Hamburg. Hamburgs Sicherheitsbehörden äußern sich zu neuem Aufzug am Sonnabend. Verboten hätten sie ihn ja – warum das aber nicht geklappt hat.

Mit einem Verbot der nächsten Demonstration der islamistischen Gruppierung „Muslim Interaktiv“ am kommenden Sonnabend dürften ohnehin die wenigsten gerechnet haben, nachdem ja schon die erste vor zwei Wochen zustande gekommen war. Aber weil diese Kundgebung in Hamburg Ende April bundesweit und international für sehr viel Empörung gesorgt und extrem unschöne Bilder produziert hatte – auf Plakaten verewigte Forderungen nach einem „Kalifat“ eingeschlossen –, wollten Hamburgs Sicherheitsbehörden am Mittwoch zumindest einordnend Stellung nehmen. Dafür hatten sie am Morgen spontan zu einer nur vier Stunden später angesetzten Pressekonferenz ins Hamburger Polizeipräsidium geladen.

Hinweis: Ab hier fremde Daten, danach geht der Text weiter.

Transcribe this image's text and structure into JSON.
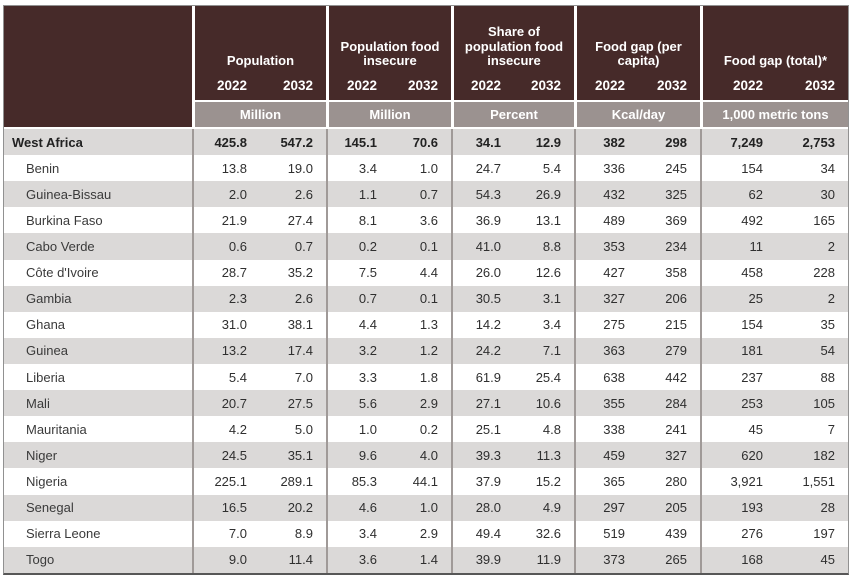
{
  "chart_data": {
    "type": "table",
    "region_scope": "West Africa food security indicators, 2022 vs 2032",
    "years": [
      "2022",
      "2032"
    ],
    "column_groups": [
      {
        "label": "Population",
        "unit": "Million"
      },
      {
        "label": "Population food insecure",
        "unit": "Million"
      },
      {
        "label": "Share of population food insecure",
        "unit": "Percent"
      },
      {
        "label": "Food gap (per capita)",
        "unit": "Kcal/day"
      },
      {
        "label": "Food gap (total)*",
        "unit": "1,000 metric tons"
      }
    ],
    "rows": [
      {
        "name": "West Africa",
        "level": "region",
        "bold": true,
        "values": [
          "425.8",
          "547.2",
          "145.1",
          "70.6",
          "34.1",
          "12.9",
          "382",
          "298",
          "7,249",
          "2,753"
        ]
      },
      {
        "name": "Benin",
        "level": "country",
        "bold": false,
        "values": [
          "13.8",
          "19.0",
          "3.4",
          "1.0",
          "24.7",
          "5.4",
          "336",
          "245",
          "154",
          "34"
        ]
      },
      {
        "name": "Guinea-Bissau",
        "level": "country",
        "bold": false,
        "values": [
          "2.0",
          "2.6",
          "1.1",
          "0.7",
          "54.3",
          "26.9",
          "432",
          "325",
          "62",
          "30"
        ]
      },
      {
        "name": "Burkina Faso",
        "level": "country",
        "bold": false,
        "values": [
          "21.9",
          "27.4",
          "8.1",
          "3.6",
          "36.9",
          "13.1",
          "489",
          "369",
          "492",
          "165"
        ]
      },
      {
        "name": "Cabo Verde",
        "level": "country",
        "bold": false,
        "values": [
          "0.6",
          "0.7",
          "0.2",
          "0.1",
          "41.0",
          "8.8",
          "353",
          "234",
          "11",
          "2"
        ]
      },
      {
        "name": "Côte d'Ivoire",
        "level": "country",
        "bold": false,
        "values": [
          "28.7",
          "35.2",
          "7.5",
          "4.4",
          "26.0",
          "12.6",
          "427",
          "358",
          "458",
          "228"
        ]
      },
      {
        "name": "Gambia",
        "level": "country",
        "bold": false,
        "values": [
          "2.3",
          "2.6",
          "0.7",
          "0.1",
          "30.5",
          "3.1",
          "327",
          "206",
          "25",
          "2"
        ]
      },
      {
        "name": "Ghana",
        "level": "country",
        "bold": false,
        "values": [
          "31.0",
          "38.1",
          "4.4",
          "1.3",
          "14.2",
          "3.4",
          "275",
          "215",
          "154",
          "35"
        ]
      },
      {
        "name": "Guinea",
        "level": "country",
        "bold": false,
        "values": [
          "13.2",
          "17.4",
          "3.2",
          "1.2",
          "24.2",
          "7.1",
          "363",
          "279",
          "181",
          "54"
        ]
      },
      {
        "name": "Liberia",
        "level": "country",
        "bold": false,
        "values": [
          "5.4",
          "7.0",
          "3.3",
          "1.8",
          "61.9",
          "25.4",
          "638",
          "442",
          "237",
          "88"
        ]
      },
      {
        "name": "Mali",
        "level": "country",
        "bold": false,
        "values": [
          "20.7",
          "27.5",
          "5.6",
          "2.9",
          "27.1",
          "10.6",
          "355",
          "284",
          "253",
          "105"
        ]
      },
      {
        "name": "Mauritania",
        "level": "country",
        "bold": false,
        "values": [
          "4.2",
          "5.0",
          "1.0",
          "0.2",
          "25.1",
          "4.8",
          "338",
          "241",
          "45",
          "7"
        ]
      },
      {
        "name": "Niger",
        "level": "country",
        "bold": false,
        "values": [
          "24.5",
          "35.1",
          "9.6",
          "4.0",
          "39.3",
          "11.3",
          "459",
          "327",
          "620",
          "182"
        ]
      },
      {
        "name": "Nigeria",
        "level": "country",
        "bold": false,
        "values": [
          "225.1",
          "289.1",
          "85.3",
          "44.1",
          "37.9",
          "15.2",
          "365",
          "280",
          "3,921",
          "1,551"
        ]
      },
      {
        "name": "Senegal",
        "level": "country",
        "bold": false,
        "values": [
          "16.5",
          "20.2",
          "4.6",
          "1.0",
          "28.0",
          "4.9",
          "297",
          "205",
          "193",
          "28"
        ]
      },
      {
        "name": "Sierra Leone",
        "level": "country",
        "bold": false,
        "values": [
          "7.0",
          "8.9",
          "3.4",
          "2.9",
          "49.4",
          "32.6",
          "519",
          "439",
          "276",
          "197"
        ]
      },
      {
        "name": "Togo",
        "level": "country",
        "bold": false,
        "values": [
          "9.0",
          "11.4",
          "3.6",
          "1.4",
          "39.9",
          "11.9",
          "373",
          "265",
          "168",
          "45"
        ]
      }
    ]
  },
  "colors": {
    "header_background": "#462a29",
    "header_text": "#ffffff",
    "units_band_background": "#9b9290",
    "stripe_gray": "#dbd9d8",
    "row_white": "#ffffff",
    "body_text": "#2f2f2f",
    "column_separator": "#a09a98",
    "outer_border": "#919191"
  }
}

Auf dem Podium standen jene Fachleute, die in Hamburgs Sicherheitsarchitektur den Ton angeben: Hamburgs Innensenator Andy Grote (SPD), Polizeipräsident Falk Schnabel, Verfassungsschutzchef Torsten Voß, LKA-Chef Jan Hieber und der Leiter der Schutzpolizei, Matthias Tresp. Es war ihnen allen anzumerken, wie sehr sie bedauerten, dass die Versammlungsbehörde auch den nächsten Aufmarsch der Islamisten genehmigen muss.

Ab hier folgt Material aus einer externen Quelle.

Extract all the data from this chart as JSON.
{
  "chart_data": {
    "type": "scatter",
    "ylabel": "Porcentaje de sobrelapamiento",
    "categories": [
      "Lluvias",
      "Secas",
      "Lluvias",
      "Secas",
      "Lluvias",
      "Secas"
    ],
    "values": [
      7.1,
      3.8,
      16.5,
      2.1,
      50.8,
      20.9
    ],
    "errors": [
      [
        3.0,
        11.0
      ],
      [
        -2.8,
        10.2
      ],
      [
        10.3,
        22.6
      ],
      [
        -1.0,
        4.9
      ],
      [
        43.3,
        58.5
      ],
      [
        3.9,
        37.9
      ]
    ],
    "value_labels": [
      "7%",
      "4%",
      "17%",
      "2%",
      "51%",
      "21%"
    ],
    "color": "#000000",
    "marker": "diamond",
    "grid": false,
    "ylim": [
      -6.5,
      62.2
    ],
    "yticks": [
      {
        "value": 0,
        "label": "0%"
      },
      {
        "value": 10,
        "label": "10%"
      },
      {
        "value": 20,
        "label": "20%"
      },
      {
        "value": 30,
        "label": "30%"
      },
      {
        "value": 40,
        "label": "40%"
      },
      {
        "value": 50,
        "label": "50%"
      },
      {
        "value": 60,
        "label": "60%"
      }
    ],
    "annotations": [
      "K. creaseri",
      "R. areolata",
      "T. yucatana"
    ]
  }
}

„Kalifat“-Demo erlaubt: Keine rechtliche Prämisse für ein Verbot

Wohlgemerkt muss. Denn hätte es sich irgendwie rechtlich bewerkstelligen lassen, hätte man die Demonstration untersagt, lautete der Tenor unisono. Ein Verbot, so Polizeipräsident Schnabel, werde sich rechtlich aber nicht halten lassen. Allerdings seien die Auflagen verschärft und etwa Forderungen nach einem Kalifat auf deutschem Boden untersagt worden.

Außer Frage stehe, dass der Islamismus eine „sehr große Gefahr“ sei, sagte Innensenator Grote. In diesem Bereich setze man Verbote auch konsequent um, da sei Hamburg Vorreiter in Deutschland. So seien etwa propalästinensische Demos von „Muslim Interaktiv“ in Hamburg bereits erfolgreich unterbunden worden.

„Kalifat ist die Lösung“ - eines der umstrittenen Schilder bei der Demonstration der islamistischen Gruppe „Muslim Interaktiv“ vor knapp zwei Wochen auf dem Steindamm in Hamburg.
„Kalifat ist die Lösung“ - eines der umstrittenen Schilder bei der Demonstration der islamistischen Gruppe „Muslim Interaktiv“ vor knapp zwei Wochen auf dem Steindamm in Hamburg. © dpa | Axel Heimken

Offenbar stellt sich die Sachlage im Fall der Islamisten-Demos aber anders dar: Deren erste Versammlung Ende April sei so „intensiv geprüft“ worden wie nie zuvor. Man habe alle rechtlichen Möglichkeiten voll ausgeschöpft. So wollte es auch Polizeipräsident Falk Schnabel verstanden wissen: Die Versammlungsbehörde, die Demonstrationen in Hamburg genehmigen oder verbieten kann, sei „streng“ und reize das Recht aus. Doch müsse man auf dem „Boden des Rechtsstaats“ bleiben. Im Ergebnis, so Grote, gebe es keine rechtliche Prämisse für ein Verbot. „Das ist schmerzhaft.“ Klar sei aber auch: „Wir können nicht das Grundgesetz verteidigen, indem wir es missachten“.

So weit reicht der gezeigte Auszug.